Spider-Man 2 came the year of Hurricane Katrina, an event that shook our newfound confidence. It entered an America that was worried, scared, stressed, and provided a Peter Parker who’s seriously not on his game, losing his powers, finally succumbing to the stress in his life by giving up the title, until snapping out of it. Spider-Man 2 reassured us, and provided an incredible, immense relief with its ending, perhaps the most emotional ending to a blockbuster since the 1940s, as Mary Jane realizes Peter’s secret identity, runs out of her wedding and stands in his doorway to deliver a monologue that, even now, nearly brings me to tears thinking about it. “Isn’t it about time someone saved your life?” These two films were so powerful because they satisfied a societal need, not just a personal one. They were the pep talks for Americans in the hardest years to be American. When we weren’t feeling up to it, Mary Jane and Peter told us to “go get ’em, tiger.”
Somehow these films manage more humanity and heft than almost any other blockbuster and certainly any superhero film
There was a stretch, from around 2008 to 2015, when we wanted our superheroes to be superhumans. There was a sort of binary between the Slick N’ Standardized Marvel Comics Universe (MCU) and the Sweaty Depressing Fascist Nightmare DC Extended Universe (DCEU). Superheroes were either alien gods or billionaire geniuses, action heroes who can save the day and crack jokes while they’re at it, or Ubermensches plagued with the tragedy of their awesomeness. They weren’t worried about doing laundry, making it to class on time, getting the girl, or even their secret identity. In those years we chose to identify as the people on the ground being saved by The Avengers, gazing up in awe. Now, given the national mood, we have Thor films about colonialism, Guardians of the Galaxy films about abuse and trauma, and Wolverine films about entropy. We’ve even got a new Spidey; so it goes. It seems that when our leaders can’t stand in for our superheroes, we have to be each others’ saviours. And like Peter Parker, we may not be perfect, but we’re trying.
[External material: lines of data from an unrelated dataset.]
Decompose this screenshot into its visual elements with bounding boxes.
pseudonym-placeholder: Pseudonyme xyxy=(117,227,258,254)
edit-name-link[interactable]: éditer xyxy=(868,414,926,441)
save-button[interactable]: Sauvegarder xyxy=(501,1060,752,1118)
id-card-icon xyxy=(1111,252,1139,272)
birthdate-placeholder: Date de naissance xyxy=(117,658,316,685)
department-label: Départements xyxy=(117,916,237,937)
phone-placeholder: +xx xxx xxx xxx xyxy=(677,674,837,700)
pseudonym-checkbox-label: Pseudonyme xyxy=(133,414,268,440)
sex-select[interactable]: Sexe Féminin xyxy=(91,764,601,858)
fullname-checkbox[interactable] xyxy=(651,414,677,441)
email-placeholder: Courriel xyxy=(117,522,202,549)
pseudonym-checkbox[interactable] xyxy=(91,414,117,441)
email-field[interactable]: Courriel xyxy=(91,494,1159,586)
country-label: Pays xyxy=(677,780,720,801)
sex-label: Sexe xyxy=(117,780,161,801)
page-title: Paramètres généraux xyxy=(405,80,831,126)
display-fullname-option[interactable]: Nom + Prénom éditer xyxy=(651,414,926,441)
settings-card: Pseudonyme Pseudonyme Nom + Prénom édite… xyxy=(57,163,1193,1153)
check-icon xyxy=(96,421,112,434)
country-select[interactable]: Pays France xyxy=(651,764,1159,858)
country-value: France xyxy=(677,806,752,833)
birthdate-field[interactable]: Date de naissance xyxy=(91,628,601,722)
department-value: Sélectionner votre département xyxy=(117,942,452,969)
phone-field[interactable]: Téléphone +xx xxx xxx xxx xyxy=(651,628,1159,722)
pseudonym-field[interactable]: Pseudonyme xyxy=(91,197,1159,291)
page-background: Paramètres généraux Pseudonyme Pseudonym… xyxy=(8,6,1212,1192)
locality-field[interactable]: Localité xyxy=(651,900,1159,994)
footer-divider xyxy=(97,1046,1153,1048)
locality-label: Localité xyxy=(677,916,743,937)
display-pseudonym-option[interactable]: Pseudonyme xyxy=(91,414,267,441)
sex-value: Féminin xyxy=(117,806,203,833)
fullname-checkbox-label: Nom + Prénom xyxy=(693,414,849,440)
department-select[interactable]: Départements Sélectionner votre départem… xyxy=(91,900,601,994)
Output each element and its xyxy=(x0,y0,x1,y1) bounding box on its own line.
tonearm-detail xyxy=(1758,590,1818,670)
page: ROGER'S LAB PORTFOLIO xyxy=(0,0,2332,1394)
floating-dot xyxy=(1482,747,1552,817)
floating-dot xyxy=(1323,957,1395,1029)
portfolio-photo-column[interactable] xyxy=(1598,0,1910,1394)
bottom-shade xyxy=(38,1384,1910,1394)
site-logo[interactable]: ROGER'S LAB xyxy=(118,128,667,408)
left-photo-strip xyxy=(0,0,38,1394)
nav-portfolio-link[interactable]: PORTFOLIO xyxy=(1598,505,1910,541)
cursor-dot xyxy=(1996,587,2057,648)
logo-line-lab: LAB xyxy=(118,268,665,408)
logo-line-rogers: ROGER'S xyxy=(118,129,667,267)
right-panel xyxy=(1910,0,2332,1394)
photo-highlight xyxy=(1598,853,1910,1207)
But for college-aged kids, Spider-Man 1 and 2 aren’t Bush-era reassurance, but a first introduction to form, to colour, to the thrill of what a film could do. Formally, structurally, emotionally, not a single superhero movie ever has come close to what Raimi achieved here. The genre has never been this exciting since. Am I biased because I saw these movies as a child? No. The bias lies in the belief that these films are silly, dated, melodramatic, and that we shouldn’t take them seriously. Because more than just being tender, earnest, and reassuring, these movies deserve to be studied and respected because they are powerful. And with great power comes great responsibility.